Avista launched the rebate program for new multifamily construction this spring. With the encouragement of rebates, developers have switched nearly 500 new apartments, condos and townhouses from electric heat to natural gas. The program has been so successful that Avista plans to continue it next year, said Debbie Simock, an Avista spokeswoman.

Though it may sound counterintuitive, the utility has a vested interest in getting customers to use less energy.

Energy savings is the least expensive new resource that the utility can acquire, Simock said. It’s far less costly than building new power plants, she said.

The rebate program attracted the developers of Avery Estates. The 56 townhouse units, scheduled for completion early next year, will be Hayden’s first work force housing project.
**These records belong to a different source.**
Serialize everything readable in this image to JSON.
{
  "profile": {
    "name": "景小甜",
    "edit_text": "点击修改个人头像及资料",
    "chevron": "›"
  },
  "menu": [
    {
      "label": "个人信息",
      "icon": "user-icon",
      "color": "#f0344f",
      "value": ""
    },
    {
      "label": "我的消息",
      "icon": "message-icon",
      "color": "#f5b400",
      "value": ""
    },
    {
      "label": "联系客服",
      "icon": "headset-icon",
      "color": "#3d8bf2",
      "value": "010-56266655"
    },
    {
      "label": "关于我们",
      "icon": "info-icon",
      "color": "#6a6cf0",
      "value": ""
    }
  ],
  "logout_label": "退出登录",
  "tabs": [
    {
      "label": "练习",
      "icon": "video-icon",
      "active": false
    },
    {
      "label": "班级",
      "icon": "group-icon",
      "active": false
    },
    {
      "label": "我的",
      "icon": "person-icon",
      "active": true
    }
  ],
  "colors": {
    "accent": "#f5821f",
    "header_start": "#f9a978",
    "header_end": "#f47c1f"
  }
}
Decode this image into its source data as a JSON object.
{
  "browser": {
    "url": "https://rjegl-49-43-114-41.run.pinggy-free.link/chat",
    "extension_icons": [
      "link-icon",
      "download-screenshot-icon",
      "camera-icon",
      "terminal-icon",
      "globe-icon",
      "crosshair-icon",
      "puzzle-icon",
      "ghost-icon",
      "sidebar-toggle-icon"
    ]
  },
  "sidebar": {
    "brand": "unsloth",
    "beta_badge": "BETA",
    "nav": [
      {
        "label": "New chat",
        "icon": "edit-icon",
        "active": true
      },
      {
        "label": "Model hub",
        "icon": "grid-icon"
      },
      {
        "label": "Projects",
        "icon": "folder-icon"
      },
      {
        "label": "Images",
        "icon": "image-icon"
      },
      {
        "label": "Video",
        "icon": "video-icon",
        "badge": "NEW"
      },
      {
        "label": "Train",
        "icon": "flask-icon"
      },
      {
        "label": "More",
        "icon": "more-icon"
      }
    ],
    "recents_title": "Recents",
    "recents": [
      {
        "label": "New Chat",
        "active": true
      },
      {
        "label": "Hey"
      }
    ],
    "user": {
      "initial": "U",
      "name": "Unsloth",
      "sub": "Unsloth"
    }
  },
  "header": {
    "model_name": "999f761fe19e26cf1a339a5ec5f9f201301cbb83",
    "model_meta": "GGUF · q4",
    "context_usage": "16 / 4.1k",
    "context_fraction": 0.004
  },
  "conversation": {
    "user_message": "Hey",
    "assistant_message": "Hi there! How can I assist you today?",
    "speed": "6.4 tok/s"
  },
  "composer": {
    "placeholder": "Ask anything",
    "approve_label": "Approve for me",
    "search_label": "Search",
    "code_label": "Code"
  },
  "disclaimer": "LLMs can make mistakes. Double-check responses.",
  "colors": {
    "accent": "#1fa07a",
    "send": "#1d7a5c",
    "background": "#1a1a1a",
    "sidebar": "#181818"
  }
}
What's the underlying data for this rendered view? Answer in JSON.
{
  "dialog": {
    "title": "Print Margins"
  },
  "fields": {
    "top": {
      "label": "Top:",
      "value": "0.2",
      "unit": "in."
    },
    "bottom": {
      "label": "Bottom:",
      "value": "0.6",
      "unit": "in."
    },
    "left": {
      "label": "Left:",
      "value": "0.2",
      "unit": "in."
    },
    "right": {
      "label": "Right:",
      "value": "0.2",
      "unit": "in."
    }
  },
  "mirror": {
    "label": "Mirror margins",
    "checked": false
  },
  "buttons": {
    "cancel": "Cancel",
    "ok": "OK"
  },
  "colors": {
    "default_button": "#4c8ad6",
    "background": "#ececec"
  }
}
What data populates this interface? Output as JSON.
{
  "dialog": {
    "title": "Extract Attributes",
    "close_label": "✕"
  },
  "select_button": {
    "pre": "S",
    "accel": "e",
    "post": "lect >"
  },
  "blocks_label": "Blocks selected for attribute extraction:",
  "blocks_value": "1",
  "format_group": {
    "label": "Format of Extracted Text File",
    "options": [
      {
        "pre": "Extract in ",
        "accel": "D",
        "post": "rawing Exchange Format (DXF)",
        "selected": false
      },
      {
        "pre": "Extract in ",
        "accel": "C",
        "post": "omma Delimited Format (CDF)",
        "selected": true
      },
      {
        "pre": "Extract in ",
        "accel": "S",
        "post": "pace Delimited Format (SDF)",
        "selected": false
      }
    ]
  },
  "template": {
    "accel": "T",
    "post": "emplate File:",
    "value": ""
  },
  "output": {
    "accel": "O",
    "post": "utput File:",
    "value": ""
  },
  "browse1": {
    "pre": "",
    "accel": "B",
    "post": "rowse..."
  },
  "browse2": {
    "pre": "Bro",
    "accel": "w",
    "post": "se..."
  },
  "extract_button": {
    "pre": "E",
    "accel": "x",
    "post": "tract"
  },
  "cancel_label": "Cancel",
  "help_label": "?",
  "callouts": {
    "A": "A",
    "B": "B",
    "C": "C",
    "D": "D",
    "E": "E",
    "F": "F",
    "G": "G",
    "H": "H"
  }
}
The townhouses start at $139,900. They’re marketed to families earning up to $60,000 a year, said Greg Snyder, managing partner for Avery Estates LLC.

“We’re trying to reach the teachers, the firefighters and the police officers, so they don’t have to live outside the city,” said his brother, Jeff Snyder, a partner in the project.

Baseboard electric heat was initially planned for the townhouses. Natural gas cost about $1,000 more per unit to install than baseboard heat, Greg Snyder said.

With the Avista rebates, the developers could afford to install natural gas heat without raising the townhouse’s prices, he said.

Natural gas is also a selling point for potential buyers, most of whom prefer it, he said. At Friendship Gardens even modest savings on utility bills add up for residents, who must meet income guidelines to qualify for the senior complex. For a single person, the income limit is about $15,000 per year, Meagher said.

Townsend moved into Friendship Gardens in June, shortly after the complex opened. Her 600-square-foot apartment is a cheerful space. Family photographs cover the walls, and theological works dominate her bookshelves. Blocks of clear-grained wood are spread out in the living room. Carving is one of her hobbies.

Townsend moved back to Spokane after living in Boulder, Colo., near her sisters. Contacts at her Presbyterian church helped her find Friendship Gardens.

“I told them I wanted to come back to Spokane, but I couldn’t afford very much,” she said.